Oftentimes there is no difference between the qualities of beer, Andrews said. Rather it is a matter of personal preference as long as the beer is clean and free of taste-modifying infection.
“When it comes to sensory evaluation and making sure that a beer is right on, you have to eliminate all your biases,” she said.
Boston Beer Works, which produces up to 3,000 gallons of beer weekly during baseball season, uses sophisticated sanitation practices to keep the beer free of harmful bacteria.
Andrews said 75 to 80 percent of her time brewing is cleaning and sterilizing the tools. All equipment, including hoses and taps, is cleaned with a hot sodium hydroxide solution, then rinsed with cold water and phosphoric acid. Finally the equipment is cleaned with Iodophor, a sanitizing agent used in brewing, to keep it sterilized.

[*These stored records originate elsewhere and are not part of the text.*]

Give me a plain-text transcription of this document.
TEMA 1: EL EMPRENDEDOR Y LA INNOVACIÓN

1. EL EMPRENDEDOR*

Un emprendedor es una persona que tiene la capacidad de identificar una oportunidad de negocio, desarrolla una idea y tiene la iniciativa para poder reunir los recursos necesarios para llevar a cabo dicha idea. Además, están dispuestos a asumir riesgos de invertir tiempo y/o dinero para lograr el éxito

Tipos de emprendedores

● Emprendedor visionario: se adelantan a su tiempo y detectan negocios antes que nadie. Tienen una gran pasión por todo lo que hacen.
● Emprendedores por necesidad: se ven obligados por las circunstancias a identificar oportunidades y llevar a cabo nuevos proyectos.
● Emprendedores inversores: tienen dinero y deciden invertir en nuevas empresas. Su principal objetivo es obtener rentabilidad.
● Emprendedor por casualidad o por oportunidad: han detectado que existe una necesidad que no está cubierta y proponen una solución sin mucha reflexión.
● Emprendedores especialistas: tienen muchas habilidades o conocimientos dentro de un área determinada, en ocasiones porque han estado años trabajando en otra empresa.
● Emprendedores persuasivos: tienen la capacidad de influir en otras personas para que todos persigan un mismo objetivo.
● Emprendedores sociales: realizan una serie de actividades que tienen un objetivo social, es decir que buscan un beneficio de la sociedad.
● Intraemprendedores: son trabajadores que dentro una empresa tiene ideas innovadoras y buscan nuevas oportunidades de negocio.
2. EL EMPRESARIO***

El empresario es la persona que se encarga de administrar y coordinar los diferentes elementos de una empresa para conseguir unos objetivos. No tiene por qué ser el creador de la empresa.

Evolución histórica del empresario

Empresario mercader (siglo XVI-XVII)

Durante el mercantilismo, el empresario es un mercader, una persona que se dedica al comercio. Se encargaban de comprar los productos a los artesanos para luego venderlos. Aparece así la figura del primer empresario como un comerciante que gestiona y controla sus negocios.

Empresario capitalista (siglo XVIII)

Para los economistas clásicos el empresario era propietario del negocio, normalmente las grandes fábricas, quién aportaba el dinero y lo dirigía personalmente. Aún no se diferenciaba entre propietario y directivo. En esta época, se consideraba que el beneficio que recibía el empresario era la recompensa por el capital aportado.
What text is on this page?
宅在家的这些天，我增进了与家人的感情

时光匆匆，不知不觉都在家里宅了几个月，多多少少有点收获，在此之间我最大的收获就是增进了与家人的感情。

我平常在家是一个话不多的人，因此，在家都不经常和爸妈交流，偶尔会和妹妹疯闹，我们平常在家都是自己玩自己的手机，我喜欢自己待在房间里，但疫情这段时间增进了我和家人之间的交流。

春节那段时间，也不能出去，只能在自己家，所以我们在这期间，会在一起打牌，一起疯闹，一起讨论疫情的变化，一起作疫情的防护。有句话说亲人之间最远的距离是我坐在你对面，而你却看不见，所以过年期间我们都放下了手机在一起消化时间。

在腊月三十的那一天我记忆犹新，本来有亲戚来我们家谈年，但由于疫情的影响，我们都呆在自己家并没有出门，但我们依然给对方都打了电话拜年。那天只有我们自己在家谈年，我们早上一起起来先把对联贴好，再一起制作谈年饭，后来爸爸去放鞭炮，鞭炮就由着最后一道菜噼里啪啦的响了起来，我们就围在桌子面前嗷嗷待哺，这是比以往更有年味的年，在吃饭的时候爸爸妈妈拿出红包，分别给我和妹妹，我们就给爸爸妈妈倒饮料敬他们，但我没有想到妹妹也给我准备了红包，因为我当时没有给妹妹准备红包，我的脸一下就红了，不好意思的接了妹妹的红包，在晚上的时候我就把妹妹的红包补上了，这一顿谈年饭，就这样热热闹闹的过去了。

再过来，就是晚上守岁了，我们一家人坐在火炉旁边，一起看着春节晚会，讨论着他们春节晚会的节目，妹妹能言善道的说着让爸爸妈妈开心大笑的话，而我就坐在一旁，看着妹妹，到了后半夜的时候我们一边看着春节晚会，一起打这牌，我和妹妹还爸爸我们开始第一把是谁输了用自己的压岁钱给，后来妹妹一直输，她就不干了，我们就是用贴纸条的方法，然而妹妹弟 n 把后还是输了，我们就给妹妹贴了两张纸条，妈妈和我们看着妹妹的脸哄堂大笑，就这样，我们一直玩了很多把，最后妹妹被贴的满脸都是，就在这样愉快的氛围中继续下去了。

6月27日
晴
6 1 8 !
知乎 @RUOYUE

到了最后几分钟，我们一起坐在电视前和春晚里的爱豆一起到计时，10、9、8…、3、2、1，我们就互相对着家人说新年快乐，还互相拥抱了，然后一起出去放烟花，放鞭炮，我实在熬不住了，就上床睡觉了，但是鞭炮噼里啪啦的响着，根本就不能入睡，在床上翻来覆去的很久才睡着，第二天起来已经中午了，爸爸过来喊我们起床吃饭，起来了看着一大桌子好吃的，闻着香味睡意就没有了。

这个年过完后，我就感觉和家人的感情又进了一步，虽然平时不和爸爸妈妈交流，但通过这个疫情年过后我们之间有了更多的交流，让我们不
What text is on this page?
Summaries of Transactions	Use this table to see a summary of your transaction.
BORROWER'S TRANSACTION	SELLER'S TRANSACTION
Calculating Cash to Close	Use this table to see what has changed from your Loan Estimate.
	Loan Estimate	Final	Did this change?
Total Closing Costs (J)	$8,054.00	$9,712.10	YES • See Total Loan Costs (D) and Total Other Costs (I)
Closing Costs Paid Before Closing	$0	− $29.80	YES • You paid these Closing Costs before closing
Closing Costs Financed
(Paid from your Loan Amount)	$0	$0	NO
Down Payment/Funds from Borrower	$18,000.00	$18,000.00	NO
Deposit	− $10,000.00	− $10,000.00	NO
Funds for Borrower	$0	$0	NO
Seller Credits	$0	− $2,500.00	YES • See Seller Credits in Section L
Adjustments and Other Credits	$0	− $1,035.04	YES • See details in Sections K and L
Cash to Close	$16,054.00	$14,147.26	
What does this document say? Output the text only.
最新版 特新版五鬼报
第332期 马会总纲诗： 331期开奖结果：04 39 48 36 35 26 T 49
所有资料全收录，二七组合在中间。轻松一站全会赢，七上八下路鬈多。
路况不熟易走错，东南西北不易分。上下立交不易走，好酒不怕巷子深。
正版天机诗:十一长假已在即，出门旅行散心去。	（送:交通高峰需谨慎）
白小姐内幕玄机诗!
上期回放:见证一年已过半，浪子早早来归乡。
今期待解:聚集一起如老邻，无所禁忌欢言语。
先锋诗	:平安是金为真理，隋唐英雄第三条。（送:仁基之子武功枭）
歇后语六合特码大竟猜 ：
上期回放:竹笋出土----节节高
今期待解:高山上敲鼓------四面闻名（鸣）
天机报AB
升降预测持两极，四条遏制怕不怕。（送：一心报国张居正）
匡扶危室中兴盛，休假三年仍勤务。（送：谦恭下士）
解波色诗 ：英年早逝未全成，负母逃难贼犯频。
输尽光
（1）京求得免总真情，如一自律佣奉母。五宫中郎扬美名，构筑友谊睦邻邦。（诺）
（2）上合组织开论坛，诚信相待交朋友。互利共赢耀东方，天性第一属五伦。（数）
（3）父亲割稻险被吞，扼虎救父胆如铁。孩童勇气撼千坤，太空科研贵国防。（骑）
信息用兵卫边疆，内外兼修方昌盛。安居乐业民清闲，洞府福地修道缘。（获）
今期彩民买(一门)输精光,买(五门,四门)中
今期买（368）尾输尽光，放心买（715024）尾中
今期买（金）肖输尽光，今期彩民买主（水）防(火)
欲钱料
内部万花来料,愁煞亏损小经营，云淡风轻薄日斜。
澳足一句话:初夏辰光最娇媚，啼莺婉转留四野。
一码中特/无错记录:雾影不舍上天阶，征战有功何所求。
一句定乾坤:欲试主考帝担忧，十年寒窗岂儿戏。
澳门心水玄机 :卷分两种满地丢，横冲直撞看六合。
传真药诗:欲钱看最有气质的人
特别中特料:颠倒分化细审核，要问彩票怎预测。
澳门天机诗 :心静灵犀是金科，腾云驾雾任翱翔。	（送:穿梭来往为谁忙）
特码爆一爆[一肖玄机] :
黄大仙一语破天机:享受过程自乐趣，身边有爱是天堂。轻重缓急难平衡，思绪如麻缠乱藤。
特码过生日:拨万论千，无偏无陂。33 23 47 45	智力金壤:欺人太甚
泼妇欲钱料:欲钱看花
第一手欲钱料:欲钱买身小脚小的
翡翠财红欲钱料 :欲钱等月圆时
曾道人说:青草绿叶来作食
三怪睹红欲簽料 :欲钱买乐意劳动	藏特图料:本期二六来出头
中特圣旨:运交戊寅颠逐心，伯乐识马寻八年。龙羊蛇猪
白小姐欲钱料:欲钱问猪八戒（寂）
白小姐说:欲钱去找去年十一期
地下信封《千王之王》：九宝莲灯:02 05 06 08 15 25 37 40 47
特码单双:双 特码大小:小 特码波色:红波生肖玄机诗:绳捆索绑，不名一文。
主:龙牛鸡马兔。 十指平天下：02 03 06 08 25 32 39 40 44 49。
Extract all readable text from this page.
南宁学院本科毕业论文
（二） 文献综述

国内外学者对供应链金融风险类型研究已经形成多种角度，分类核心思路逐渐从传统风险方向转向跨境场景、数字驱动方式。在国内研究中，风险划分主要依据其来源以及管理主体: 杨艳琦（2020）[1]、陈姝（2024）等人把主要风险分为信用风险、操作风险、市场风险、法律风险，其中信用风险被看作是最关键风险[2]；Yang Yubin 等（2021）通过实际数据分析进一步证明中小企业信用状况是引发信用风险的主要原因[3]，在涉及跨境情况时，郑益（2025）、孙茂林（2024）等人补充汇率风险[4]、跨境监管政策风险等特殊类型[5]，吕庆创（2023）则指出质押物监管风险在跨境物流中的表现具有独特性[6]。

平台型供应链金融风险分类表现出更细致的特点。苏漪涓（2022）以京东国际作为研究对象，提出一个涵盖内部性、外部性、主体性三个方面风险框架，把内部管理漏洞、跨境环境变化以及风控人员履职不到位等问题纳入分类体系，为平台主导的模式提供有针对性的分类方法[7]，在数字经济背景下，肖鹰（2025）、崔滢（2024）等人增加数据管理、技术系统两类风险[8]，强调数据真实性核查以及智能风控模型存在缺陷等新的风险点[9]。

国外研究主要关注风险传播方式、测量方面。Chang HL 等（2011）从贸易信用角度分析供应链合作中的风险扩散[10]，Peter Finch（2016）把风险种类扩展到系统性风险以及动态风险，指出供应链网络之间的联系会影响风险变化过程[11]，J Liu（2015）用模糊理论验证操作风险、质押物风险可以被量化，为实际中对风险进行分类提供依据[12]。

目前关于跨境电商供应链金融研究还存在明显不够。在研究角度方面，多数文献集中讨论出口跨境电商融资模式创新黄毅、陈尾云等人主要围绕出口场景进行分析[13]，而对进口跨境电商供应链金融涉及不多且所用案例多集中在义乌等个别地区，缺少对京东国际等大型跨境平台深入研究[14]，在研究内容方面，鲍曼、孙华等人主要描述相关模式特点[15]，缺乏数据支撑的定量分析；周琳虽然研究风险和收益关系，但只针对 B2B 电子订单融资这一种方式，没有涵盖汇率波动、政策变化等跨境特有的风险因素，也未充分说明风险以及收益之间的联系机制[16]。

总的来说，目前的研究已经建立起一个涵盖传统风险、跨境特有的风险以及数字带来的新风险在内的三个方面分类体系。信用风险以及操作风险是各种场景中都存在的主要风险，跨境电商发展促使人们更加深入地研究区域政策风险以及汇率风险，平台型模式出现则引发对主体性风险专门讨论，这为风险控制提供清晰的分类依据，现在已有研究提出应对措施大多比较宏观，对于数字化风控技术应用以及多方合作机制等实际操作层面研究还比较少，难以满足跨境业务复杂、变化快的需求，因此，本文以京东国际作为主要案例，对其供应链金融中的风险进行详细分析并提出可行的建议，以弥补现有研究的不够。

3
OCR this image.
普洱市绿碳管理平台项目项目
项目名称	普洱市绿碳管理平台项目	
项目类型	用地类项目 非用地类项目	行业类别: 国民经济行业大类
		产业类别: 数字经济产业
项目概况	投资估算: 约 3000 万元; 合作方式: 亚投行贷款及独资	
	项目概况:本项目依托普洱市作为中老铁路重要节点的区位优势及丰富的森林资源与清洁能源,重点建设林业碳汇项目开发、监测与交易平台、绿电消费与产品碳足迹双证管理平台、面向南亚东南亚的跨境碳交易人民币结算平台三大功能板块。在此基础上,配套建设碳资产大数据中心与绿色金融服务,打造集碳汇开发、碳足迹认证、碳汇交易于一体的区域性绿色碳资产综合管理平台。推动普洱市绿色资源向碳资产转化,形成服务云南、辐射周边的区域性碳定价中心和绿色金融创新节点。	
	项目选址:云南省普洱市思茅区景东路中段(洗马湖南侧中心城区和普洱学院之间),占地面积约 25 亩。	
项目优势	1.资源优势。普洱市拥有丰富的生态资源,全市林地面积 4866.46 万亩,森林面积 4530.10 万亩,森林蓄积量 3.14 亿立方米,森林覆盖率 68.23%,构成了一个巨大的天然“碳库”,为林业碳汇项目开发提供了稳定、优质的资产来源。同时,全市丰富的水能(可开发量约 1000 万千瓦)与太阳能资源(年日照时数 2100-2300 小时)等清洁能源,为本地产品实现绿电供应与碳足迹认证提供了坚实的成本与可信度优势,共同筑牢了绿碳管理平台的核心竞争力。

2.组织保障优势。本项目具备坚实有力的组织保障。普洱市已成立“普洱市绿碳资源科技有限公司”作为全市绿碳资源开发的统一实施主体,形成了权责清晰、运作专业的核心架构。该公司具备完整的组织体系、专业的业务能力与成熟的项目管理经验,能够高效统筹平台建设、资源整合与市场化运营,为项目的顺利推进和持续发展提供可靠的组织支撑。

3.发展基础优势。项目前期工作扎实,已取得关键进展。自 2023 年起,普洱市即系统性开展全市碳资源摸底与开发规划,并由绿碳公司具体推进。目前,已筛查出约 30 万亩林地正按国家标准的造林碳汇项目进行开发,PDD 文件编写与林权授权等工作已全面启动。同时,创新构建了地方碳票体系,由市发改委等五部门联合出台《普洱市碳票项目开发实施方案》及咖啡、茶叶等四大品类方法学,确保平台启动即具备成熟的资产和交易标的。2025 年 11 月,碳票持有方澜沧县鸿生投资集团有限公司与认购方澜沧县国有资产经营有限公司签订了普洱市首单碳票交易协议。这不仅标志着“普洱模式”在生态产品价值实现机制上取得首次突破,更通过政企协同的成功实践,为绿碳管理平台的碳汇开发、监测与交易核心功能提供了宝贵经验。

“Whether beer has left [the equipment] or beer is going into it, there are lots of microscopic things you can’t see that can certainly affect the product,” she said.
Andrews added that the inability to keep the beer free of microscopic organisms could lead to problems during the rest of the brewing process.
“It can give you myriad of problems,” she said. “Like off flavors, carbonation issues and filtration problems.”
Daly said the average home brewer uses less sophisticated methods for sanitizing beer-making equipment.
He said the most common sanitizer used is household bleach in small amounts. Brewers use a very diluted bleach solution, and then soak the equipment in hot water to remove the residue.
The anonymous brewer said he has not met many people who brew alcohol on campus, but after looking back at the brewing he has done, the process would be easy.
“If I did live on campus,” he said. “I could actually brew it up in the kitchen by taking warm water from common room sink and letting it ferment in my closet.”
While this student said he does not consider himself a beer connoisseur, his experience with brewing has helped him appreciate the beer brewing process and understand what beer should taste like.
“It was a damn good beer at the very least considering it was made in the closet,” he said.”